Prime Minister Orbán and the other two leaders made a statement following the Monday meeting that argued the European Union asylum system no longer works and stated that the European Commission has not been active in tackling the issue for several years.
The three also agreed to strengthen the border fence along the Hungarian-Serbian border, which will be extended nearly seven miles and the height of the fence itself will be increased from around 13 feet to just over 16 feet, the Austrian newspaper Kronen Zeitung reports.
“We are suffering from illegal migration, which costs time, money and energy,” Prime Minister Orbán said and added that migration has taken a back seat to other issues such that the looming energy crisis and the war in Ukraine.
Orbán added that cooperation between the three countries would be furthered with additional meetings set to take place in Vienna and Belgrade in the future where more concrete proposals would be decided upon.
“Serbia does not want to become a hotspot, we do not want people to stay with us,” Serbian President Aleksandar Vučić said and added that Serbia is a poorer country than both Hungary and Austria and the looming energy crisis particularly affect his country.

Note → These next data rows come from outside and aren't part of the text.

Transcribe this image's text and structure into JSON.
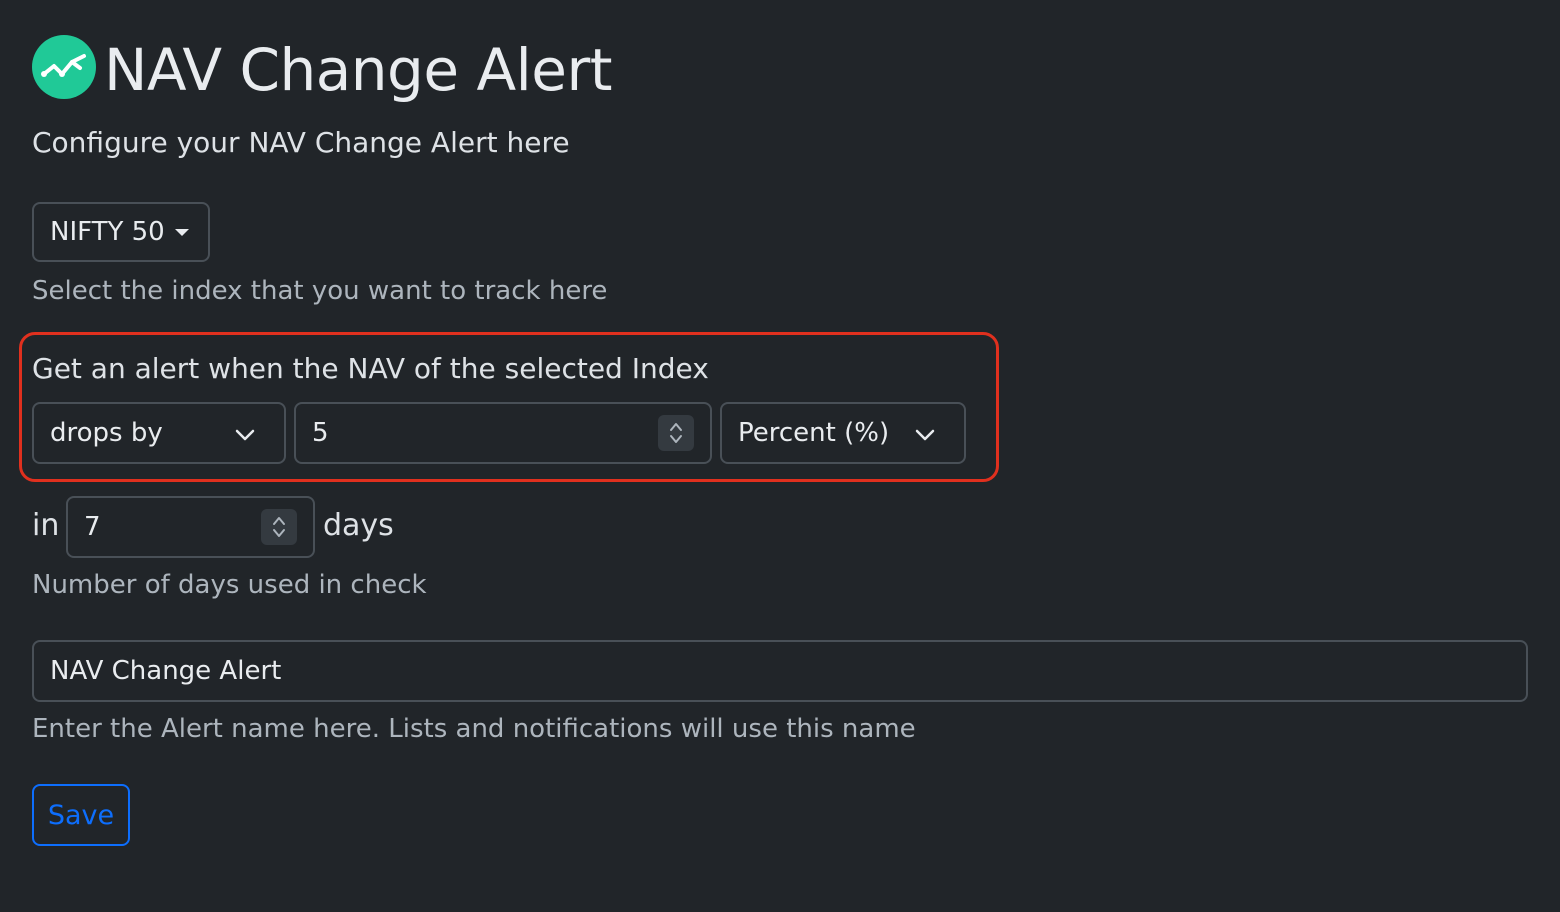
{
  "header": {
    "title": "NAV Change Alert",
    "logo_icon": "trend-chart-icon",
    "logo_color": "#20c997"
  },
  "subtitle": "Configure your NAV Change Alert here",
  "index_select": {
    "value": "NIFTY 50",
    "help": "Select the index that you want to track here"
  },
  "condition": {
    "label": "Get an alert when the NAV of the selected Index",
    "direction": "drops by",
    "amount": "5",
    "unit": "Percent (%)",
    "highlight_color": "#e0301e"
  },
  "window": {
    "prefix": "in",
    "value": "7",
    "suffix": "days",
    "help": "Number of days used in check"
  },
  "alert_name": {
    "value": "NAV Change Alert",
    "help": "Enter the Alert name here. Lists and notifications will use this name"
  },
  "save_label": "Save",
  "colors": {
    "background": "#212529",
    "primary": "#0d6efd",
    "border": "#495057"
  }
}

Activity along the Balkan route has surged this year and become the busiest in all of Europe according to the European Union border agency Frontex, which claimed the activity on the route had increased by 167 per cent in a report from June.
A report from last month revealed that over 86,000 migrants have crossed into the European Union along the Balkan route by the end of August, over double the number of migrants who crossed the English Channel during the same period.
“The Western Balkan route continues to be the most active migratory route into the EU with 15 900 detections in August, 141% more than last year. The high number of illegal border crossings can be attributed to repeated crossing attempts by migrants already present in the Western Balkans,” Frontex said.